Raiders Nation casts shadow over Chargers

SAN DIEGO-Raiders Nation run deep. So does the motto “Just win, baby,” spawned by the late Al Davis. That’s what the Oakland Raiders had in their hip pocket when they defeated the San Diego Chargers, 19-16, Sunday at Qualcomm Stadium.

By beating the Chargers for the fourth time in a row, the Raiders(11-3)  needed to call on the ghosts of winning by any means necessary, while relying on a defensive roster lined up with one playmaker after another. That’s why they’re in the hunt for the AFC West title and home field advantage throughout the playoffs.

Chargers defenders converge on Oakland’s Jalen Richard (30). Photo by Leon Bennett/

“We are still growing as  group, still figuring things out,” said Raiders linebacker Malcolm Smith. “We have a lot of talented players and I think  we are finally gelling the right way and hopefully, we will continue to. It is one of those things where you want to get hot at the right time and hopefully we will continue to do that.”

The Chargers have not been afforded that luxury this season after being hit with key players going down to devastating injuries. The fact the Chargers have been able to stick around at the end of games and compete the way they have is a testament to the coaching staff and the type of players the Chargers (5-10) have.

But in a results-oriented sport, moral victories mean little, said Chargers defensive back Casey Hayward.
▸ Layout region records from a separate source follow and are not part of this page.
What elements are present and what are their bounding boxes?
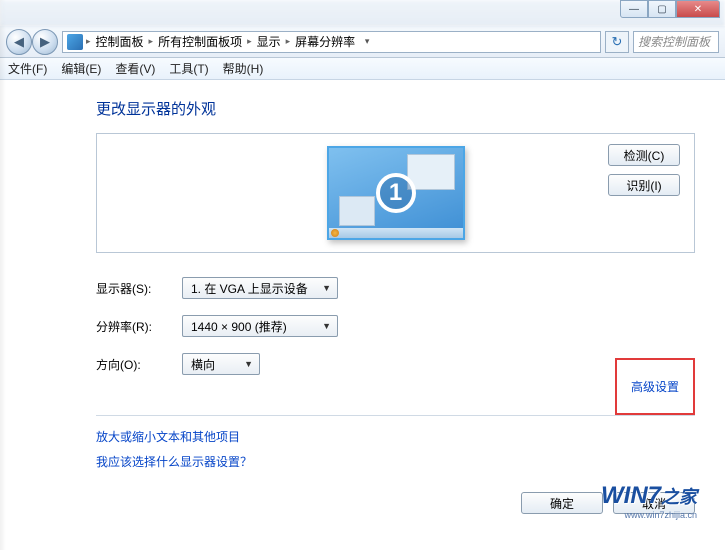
- menu-bar: 文件(F) 编辑(E) 查看(V) 工具(T) 帮助(H): [0, 58, 725, 80]
- address-bar[interactable]: ▸ 控制面板 ▸ 所有控制面板项 ▸ 显示 ▸ 屏幕分辨率 ▾: [62, 31, 601, 53]
- chevron-right-icon: ▸: [85, 36, 92, 47]
- resolution-value: 1440 × 900 (推荐): [191, 318, 287, 335]
- menu-edit[interactable]: 编辑(E): [61, 60, 101, 77]
- menu-help[interactable]: 帮助(H): [223, 60, 264, 77]
- display-help-link[interactable]: 我应该选择什么显示器设置？: [96, 455, 252, 469]
- back-button[interactable]: ◀: [6, 29, 32, 55]
- identify-button[interactable]: 识别(I): [608, 174, 680, 196]
- chevron-right-icon: ▸: [285, 36, 292, 47]
- display-value: 1. 在 VGA 上显示设备: [191, 280, 308, 297]
- window-controls: — ▢ ✕: [620, 0, 720, 18]
- chevron-right-icon: ▸: [246, 36, 253, 47]
- orientation-value: 横向: [191, 356, 215, 373]
- chevron-down-icon: ▼: [244, 359, 253, 369]
- menu-tools[interactable]: 工具(T): [169, 60, 208, 77]
- breadcrumb[interactable]: 控制面板: [94, 33, 146, 50]
- resolution-label: 分辨率(R):: [96, 318, 182, 335]
- address-dropdown-icon[interactable]: ▾: [359, 36, 375, 47]
- refresh-button[interactable]: ↻: [605, 31, 629, 53]
- advanced-settings-link[interactable]: 高级设置: [631, 380, 679, 394]
- dialog-buttons: 确定 取消: [521, 492, 695, 514]
- minimize-button[interactable]: —: [620, 0, 648, 18]
- orientation-label: 方向(O):: [96, 356, 182, 373]
- ok-button[interactable]: 确定: [521, 492, 603, 514]
- chevron-right-icon: ▸: [148, 36, 155, 47]
- forward-button[interactable]: ▶: [32, 29, 58, 55]
- menu-file[interactable]: 文件(F): [8, 60, 47, 77]
- breadcrumb[interactable]: 显示: [255, 33, 283, 50]
- start-orb-icon: [331, 229, 339, 237]
- window-icon: [339, 196, 375, 226]
- navigation-bar: ◀ ▶ ▸ 控制面板 ▸ 所有控制面板项 ▸ 显示 ▸ 屏幕分辨率 ▾ ↻ 搜索…: [0, 26, 725, 58]
- close-button[interactable]: ✕: [676, 0, 720, 18]
- display-label: 显示器(S):: [96, 280, 182, 297]
- advanced-settings-highlight: 高级设置: [615, 358, 695, 415]
- divider: [96, 415, 695, 416]
- chevron-down-icon: ▼: [322, 321, 331, 331]
- resolution-select[interactable]: 1440 × 900 (推荐) ▼: [182, 315, 338, 337]
- taskbar-icon: [329, 228, 463, 238]
- chevron-down-icon: ▼: [322, 283, 331, 293]
- text-size-link[interactable]: 放大或缩小文本和其他项目: [96, 430, 240, 444]
- control-panel-icon: [67, 34, 83, 50]
- cancel-button[interactable]: 取消: [613, 492, 695, 514]
- monitor-thumbnail[interactable]: 1: [327, 146, 465, 240]
- detect-button[interactable]: 检测(C): [608, 144, 680, 166]
- breadcrumb[interactable]: 屏幕分辨率: [293, 33, 357, 50]
- menu-view[interactable]: 查看(V): [115, 60, 155, 77]
- page-title: 更改显示器的外观: [96, 98, 695, 119]
- orientation-select[interactable]: 横向 ▼: [182, 353, 260, 375]
- monitor-number-badge: 1: [376, 173, 416, 213]
- maximize-button[interactable]: ▢: [648, 0, 676, 18]
- display-preview-panel: 1 检测(C) 识别(I): [96, 133, 695, 253]
- breadcrumb[interactable]: 所有控制面板项: [156, 33, 244, 50]
- display-select[interactable]: 1. 在 VGA 上显示设备 ▼: [182, 277, 338, 299]
- search-input[interactable]: 搜索控制面板: [633, 31, 719, 53]
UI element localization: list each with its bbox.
“That’s a good job  by our defense,” Hayward said. “Week in and week out we talk about creating turnovers and getting the offense the ball back. But at the end of the day we didn’t win the game-no moral victories.”

The Chargers Jahleel Addae (37) makes the tackle on Oakland’s Jalen Richard (30). Photo by Leon Bennett/

There’s nothing like sticking it to your rival. While we’re at it, there’s nothing quite like rubbing salt on the wounds afterwards. The Raiders may have gotten the last dig in against the Chargers for the last two  seasons.

However, won-loss records don’t amount to a hill of beans when the Chargers and Raiders get together. The Raiders came to Qualcomm Stadium on Sunday like the AFC West Division’s version of the Big, Bad Wolf. Well, let’s just make them the current rough riders of the AFC West.

The Chargers entered the second game of the season between the two teams more in the form of prideful underdogs. For the first 14 weeks of the 2016 NFL season, the Raiders have been marching along to steady narrative as the team most likely to supplant Tom Brady and the New England Patriots as the AFC’s sexy Super Bowl pick. They’re in first place in the AFC West.

They have an MVP candidate in quarterback Derek Carr. Their pass offense, fueled by Carr, is ranked fifth in the league. And they possess the No. 6 offense. Pretty hot stuff, huh? We all know about the Chargers’s story this year. Injuries. Missed opportunities.

Winnable close games flipped into last-second defeats. Yeah, you might go ahead and throw in a not-so-impressive won-loss record to boot. But at the end of the day, when the Chargers do battle with the Raiders, that don’t mean squat. Win, lose or draw, every National Football League team have something called pride.

Chargers defensive stalwart Joey Bosa. Photo by Leon Bennett/

The Chargers have a roster full of players armed with this attribute.

Yeah, so what the Raiders had done a two season sweep of the Chargers. Mathematically, the Chargers are out of this season’s playoff run. That doesn’t mean they are going to roll over and stop competing. And up until their final series of the game, the Chargers exchanged blows with the Raiders, from head to toe.

“From watching the game on the sideline there, a lot of great individual efforts by a number of players that had an opportunity out there, but we didn’t get it done,” Chargers coach Mike McCoy said.

They competed. By competing, the Chargers were able to jump out in front of the Raiders in the first quarter on the game’s series when Philip Rivers connected with Travis Benjamin on a 47-yard touchdown pass. By competing, the Chargers turned two Raiders’ red zone drives into turnovers.

By competing, the Chargers found a way to stuff Oakland four times in that vaunted scoring area, forcing the Raiders to go 1-4 in red zone opportunities. That’s kind of a win in itself considering the Raiders are tied at No. 2 in scoring offense at just over 27 points per game.

By competing, the Chargers carried a 16-13 lead into the fourth quarter when Rivers went airborne again, finding Hunter Henry in the endzone for a 7-yard touchdown throw. If the Chargers had thought about quitting and giving up on their season, San Diego’s defense would not have found the will to shut down Oakland multiple times inside the 10-yard line.

That didn’t matter. The Raiders showed as much resilience, and they came away with the win.

“Anything bad happens and it doesn’t mater,” Carr said. “We move onto the next play because there’s nothing you can do about it. So why would you sit there and sulk and throw a fit? It’s okay to be mad and it’s okay to be upset, but if you let it linger, it’s going to ruin the rest of your game.”